Edward latches the final buckle of his hardshell case just as Bella's hands and knees meet the dirty concrete with a small yelp. "Shit," he mutters, hearing a woman trip. He runs over to assist, having no idea of the tripper's identity until his hands are already helping her up and he's spoken. "Are you okay?"
Bella glances up, red with embarrassment. She's fine, minus the humiliation that accompanies tripping over your own feet. Edward isn't entirely convinced. He steadies her, gently taking his time and trying hard not to let his hands linger on her waist. His smile is warm and sincere, and it's the first time Bella actually notices him.
Edward is a very handsome man. He's trimmed the beard since Friday, and his piercing green eyes leave her momentarily unable to speak. It's only after a few seconds that she manages to offer a sincere thanks.

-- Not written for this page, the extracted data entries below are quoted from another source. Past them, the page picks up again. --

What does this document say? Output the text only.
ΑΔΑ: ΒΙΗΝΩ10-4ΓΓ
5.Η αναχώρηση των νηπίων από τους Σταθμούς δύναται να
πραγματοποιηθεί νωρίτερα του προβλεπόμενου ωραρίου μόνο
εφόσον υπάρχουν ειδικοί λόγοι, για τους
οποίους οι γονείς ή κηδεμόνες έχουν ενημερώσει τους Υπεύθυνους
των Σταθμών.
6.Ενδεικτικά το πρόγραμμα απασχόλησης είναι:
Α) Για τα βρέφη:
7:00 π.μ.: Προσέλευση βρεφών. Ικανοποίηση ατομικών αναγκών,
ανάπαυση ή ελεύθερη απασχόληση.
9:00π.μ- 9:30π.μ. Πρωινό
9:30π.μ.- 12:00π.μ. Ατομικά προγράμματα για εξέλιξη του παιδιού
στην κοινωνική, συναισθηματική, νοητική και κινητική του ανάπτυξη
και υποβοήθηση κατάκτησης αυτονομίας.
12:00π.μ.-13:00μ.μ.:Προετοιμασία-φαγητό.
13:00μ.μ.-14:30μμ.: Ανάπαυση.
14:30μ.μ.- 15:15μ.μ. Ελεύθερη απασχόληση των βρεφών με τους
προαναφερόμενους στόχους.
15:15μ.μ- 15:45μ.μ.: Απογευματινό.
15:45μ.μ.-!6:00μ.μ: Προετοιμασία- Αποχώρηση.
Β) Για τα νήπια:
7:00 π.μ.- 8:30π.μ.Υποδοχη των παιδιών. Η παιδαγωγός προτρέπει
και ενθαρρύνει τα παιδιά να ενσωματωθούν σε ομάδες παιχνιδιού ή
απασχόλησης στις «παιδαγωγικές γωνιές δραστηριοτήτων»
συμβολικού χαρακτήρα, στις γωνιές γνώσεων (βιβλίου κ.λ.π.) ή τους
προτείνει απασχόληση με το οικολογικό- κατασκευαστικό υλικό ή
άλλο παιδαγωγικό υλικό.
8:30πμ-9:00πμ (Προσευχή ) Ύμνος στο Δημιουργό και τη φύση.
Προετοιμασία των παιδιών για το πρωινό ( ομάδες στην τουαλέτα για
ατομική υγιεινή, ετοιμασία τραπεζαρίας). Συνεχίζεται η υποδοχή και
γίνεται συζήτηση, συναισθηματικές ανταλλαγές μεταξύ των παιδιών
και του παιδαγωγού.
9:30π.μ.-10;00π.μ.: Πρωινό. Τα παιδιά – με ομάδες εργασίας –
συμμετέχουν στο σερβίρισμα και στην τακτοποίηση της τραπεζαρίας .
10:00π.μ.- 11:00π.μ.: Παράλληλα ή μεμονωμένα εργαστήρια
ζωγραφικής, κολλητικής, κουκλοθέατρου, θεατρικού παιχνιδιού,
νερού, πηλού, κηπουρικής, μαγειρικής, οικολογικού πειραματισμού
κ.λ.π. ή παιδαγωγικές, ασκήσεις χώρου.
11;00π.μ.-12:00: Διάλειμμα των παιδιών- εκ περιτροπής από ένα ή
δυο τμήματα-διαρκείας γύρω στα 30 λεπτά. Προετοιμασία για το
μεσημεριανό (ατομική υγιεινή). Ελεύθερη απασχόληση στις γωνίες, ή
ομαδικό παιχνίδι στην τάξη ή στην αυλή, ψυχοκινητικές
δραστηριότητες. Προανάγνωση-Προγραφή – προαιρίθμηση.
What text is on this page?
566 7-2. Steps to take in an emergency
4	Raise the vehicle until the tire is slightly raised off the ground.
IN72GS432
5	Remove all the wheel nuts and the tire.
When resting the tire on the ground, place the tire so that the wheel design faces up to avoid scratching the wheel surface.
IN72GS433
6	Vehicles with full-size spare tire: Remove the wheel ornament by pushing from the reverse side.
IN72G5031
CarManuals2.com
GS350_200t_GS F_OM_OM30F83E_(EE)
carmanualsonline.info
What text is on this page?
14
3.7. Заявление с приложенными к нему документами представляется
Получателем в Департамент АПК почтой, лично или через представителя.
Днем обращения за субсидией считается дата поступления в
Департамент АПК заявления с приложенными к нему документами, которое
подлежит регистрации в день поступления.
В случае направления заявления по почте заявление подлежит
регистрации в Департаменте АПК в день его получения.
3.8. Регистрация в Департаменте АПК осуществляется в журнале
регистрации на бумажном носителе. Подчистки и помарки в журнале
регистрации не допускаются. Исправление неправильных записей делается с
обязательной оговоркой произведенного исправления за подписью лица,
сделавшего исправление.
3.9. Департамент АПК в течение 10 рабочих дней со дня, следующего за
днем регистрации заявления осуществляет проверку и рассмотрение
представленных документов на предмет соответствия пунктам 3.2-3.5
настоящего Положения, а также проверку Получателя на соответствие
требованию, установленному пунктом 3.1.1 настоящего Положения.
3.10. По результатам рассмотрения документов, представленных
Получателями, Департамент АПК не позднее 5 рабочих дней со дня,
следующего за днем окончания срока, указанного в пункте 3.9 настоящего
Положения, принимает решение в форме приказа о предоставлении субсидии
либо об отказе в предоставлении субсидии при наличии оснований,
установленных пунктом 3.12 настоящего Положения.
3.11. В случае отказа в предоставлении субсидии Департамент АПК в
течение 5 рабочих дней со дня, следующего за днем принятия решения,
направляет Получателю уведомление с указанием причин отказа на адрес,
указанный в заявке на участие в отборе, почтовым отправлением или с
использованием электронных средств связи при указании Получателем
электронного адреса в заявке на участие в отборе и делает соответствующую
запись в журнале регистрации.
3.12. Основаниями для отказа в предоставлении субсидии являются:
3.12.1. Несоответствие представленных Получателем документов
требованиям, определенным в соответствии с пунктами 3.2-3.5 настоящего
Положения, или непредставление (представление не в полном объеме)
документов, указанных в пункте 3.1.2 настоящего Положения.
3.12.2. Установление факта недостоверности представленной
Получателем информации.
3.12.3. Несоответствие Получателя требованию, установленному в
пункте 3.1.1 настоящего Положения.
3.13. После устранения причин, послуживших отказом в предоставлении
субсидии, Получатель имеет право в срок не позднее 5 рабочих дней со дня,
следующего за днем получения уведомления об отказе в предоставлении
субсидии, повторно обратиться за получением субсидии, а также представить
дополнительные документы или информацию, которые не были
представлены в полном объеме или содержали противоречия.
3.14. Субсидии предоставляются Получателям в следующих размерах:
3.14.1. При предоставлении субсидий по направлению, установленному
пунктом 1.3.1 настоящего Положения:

"I think I'm okay." Her eyes drift from the stranger to the guitar case no more than ten feet away. It's being carried hurriedly onto the departing train. "Hey! Isn't that yours?"
Edward turns in horror just as the automatic doors begin to shut. He sprints toward the train anyway, screaming obscenities the entire way. It's too late. The train begins to roll, taking his cherished guitar with it. Its thief makes an inappropriate hand signal from behind the glass as if he's invincible... and he is. Over a quarter of a million people ride the subway in Chicago every day. No matter how hard Edward tries to remember the bastard's face, chances are that he'll never see the thief or his guitar again.
"Fuck!" Edward snaps, repeatedly punching a nearby concrete support beam. "Fuck! Fuck! Fuck!"
"Oh my God! I'm so sorry!" Bella doesn't know what else to say. She knows it's all her fault, and the thought of a poor street musician losing his only source of income is enough to bring tears to her eyes.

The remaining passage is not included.